И он радовался этому порядку.
Спешил помогать.
Батюшка же, утомленный работой, снимал очочки, протирал их чистым, хоть и латаным платочком, и щурился, глядя на сына. Приговаривал:
— Старательность — сие тоже талант. И не след его в себе губить.
Сам он, дослужившийся до старшего писаря, и не помышлял о работе иной. Он жил бумагами и младшим, поздним сыном, так похожим на дорогую Лизаньку. Оттого, глядя на него, и улыбался, скупо, сдержанно, потому как не вязалась улыбка с серым цивильным платьем.
Евстафушка же, спеша отца порадовать, пристраивался в уголочке, меж стопок со старыми делами, от которых сладко пахло архивною пылью, и делал уроки.
Учиться он любил.
И учителя хвалили Евстафушку не токмо за старательность и прилежность — а как иначе-то? — но и за тихий незлобливый норов.
Когда же последняя тетрадь отправлялась в портфель, отец кивал и открывал сумку, вытаскивал бутерброды, завернутые в утрешнюю газету.
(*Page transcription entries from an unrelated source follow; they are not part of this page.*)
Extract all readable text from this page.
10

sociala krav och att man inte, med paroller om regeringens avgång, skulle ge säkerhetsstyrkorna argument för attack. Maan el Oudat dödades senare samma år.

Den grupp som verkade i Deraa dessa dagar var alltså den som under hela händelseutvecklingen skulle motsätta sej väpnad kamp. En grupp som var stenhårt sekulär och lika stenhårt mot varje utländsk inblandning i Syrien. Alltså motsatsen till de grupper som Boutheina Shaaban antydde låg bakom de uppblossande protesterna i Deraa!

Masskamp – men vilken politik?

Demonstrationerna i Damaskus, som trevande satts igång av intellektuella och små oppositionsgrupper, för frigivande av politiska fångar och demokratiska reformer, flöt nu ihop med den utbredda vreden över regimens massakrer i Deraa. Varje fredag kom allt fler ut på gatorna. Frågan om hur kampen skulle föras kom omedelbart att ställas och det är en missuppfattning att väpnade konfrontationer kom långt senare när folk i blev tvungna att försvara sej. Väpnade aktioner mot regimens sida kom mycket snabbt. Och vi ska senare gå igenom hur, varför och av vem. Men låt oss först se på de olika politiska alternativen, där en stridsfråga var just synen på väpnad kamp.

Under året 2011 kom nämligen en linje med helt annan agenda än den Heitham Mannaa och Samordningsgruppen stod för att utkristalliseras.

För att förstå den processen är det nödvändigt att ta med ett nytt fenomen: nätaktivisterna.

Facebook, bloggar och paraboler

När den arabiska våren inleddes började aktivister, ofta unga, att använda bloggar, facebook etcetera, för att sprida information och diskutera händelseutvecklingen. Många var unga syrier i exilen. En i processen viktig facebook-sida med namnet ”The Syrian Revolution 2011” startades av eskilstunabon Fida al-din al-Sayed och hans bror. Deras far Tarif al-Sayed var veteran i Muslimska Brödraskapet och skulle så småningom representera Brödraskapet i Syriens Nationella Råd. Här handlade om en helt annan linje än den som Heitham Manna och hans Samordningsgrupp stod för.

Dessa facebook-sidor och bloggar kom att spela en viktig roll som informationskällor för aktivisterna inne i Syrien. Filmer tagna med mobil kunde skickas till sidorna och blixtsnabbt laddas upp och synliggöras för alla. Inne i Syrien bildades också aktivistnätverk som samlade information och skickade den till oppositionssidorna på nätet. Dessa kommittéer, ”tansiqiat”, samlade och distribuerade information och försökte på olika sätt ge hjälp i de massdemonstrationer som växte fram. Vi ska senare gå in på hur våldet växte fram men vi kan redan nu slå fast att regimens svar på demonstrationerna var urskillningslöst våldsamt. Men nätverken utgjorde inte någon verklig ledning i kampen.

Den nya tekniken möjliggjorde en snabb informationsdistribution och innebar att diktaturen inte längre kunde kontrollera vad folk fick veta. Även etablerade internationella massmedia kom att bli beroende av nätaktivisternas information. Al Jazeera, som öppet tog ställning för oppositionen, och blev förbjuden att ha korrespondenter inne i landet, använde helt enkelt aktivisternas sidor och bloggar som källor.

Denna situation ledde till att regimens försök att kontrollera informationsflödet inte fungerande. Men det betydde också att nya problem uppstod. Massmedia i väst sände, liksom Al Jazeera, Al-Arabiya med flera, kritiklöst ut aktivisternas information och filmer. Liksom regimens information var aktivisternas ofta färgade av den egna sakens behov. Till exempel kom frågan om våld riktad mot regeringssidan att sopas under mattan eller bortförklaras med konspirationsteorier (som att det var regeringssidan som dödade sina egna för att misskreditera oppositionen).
За день она успевала пропитаться маслом, а на белом хлебе оставались черные пятнышки типографской краски, но в жизни не едал Евстафушка ничего вкусней.
…и чай, который приносила Капитолина Арнольдовна, пучеглазая немка, служившая в присутствии судейским секретарем, был всегда крепок, темен и сладок до невозможности. Порой немка оставалась, рассказывая скрипучим хрипловатым голосом последние сплетни. Отец охал, качал головой и языком прицокивал… и завидя, что Евстафушка уже расправился и с чаем, и с бутербродами, он говорил:
— Иди-ка, сыне, почисти государя.
Казенный бюст в аршин высотой стоял на краю стола, повернутый к двери. И получалось, что каждый посетитель, кому случалось заглянуть в коморку старшего писаря, вставал пред суровым взором Его Величества Никея Первого.
Государь сиял, во многом благодаря ежедневным усилиям, каковые прикладывал Евстафушка, натирая бронзу мелким речным песочком да мягкою ветошью. Особенно ему нравилась высокая, солидная лысина, и государев массивный нос… а вот в усах застревал песочек. И Евстафушка мечтал крамольно, что однажды Никея Первого сменит иной государь, безусый, начищать которого будет проще, и мечтая, слушал краем уха голубиное воркование Капитолины Арнольдовны…
Наверное, они бы поженились, поскольку нравилась отцу Капитолина Арнольдовна, неспешностью своей, солидностью, неженской какой-то рассудительностью. И Евстафушка был бы рад этакой мачехе…
…не срослось. Подвело однажды старшего судейского писаря изношенное сердце. Ушел, оставив пустой стылую съемную квартирку, шкаф с тремя серыми пиджаками, полдюжины носовых платков да чиненное белье, которое по традиции отнесли в храм Иржены-заступницы.
Та давняя смерть и переменила судьбу Евстафушки, резко лишив его мечты о писарской карьере, но толкнув в объятья вербовщика. Два месяца всего ушло, дабы перекроить, перетрясти душу, вылепив из вчерашнего гимназиста сначала рекрута Евсташку, а после и младшего актора полицейского управления…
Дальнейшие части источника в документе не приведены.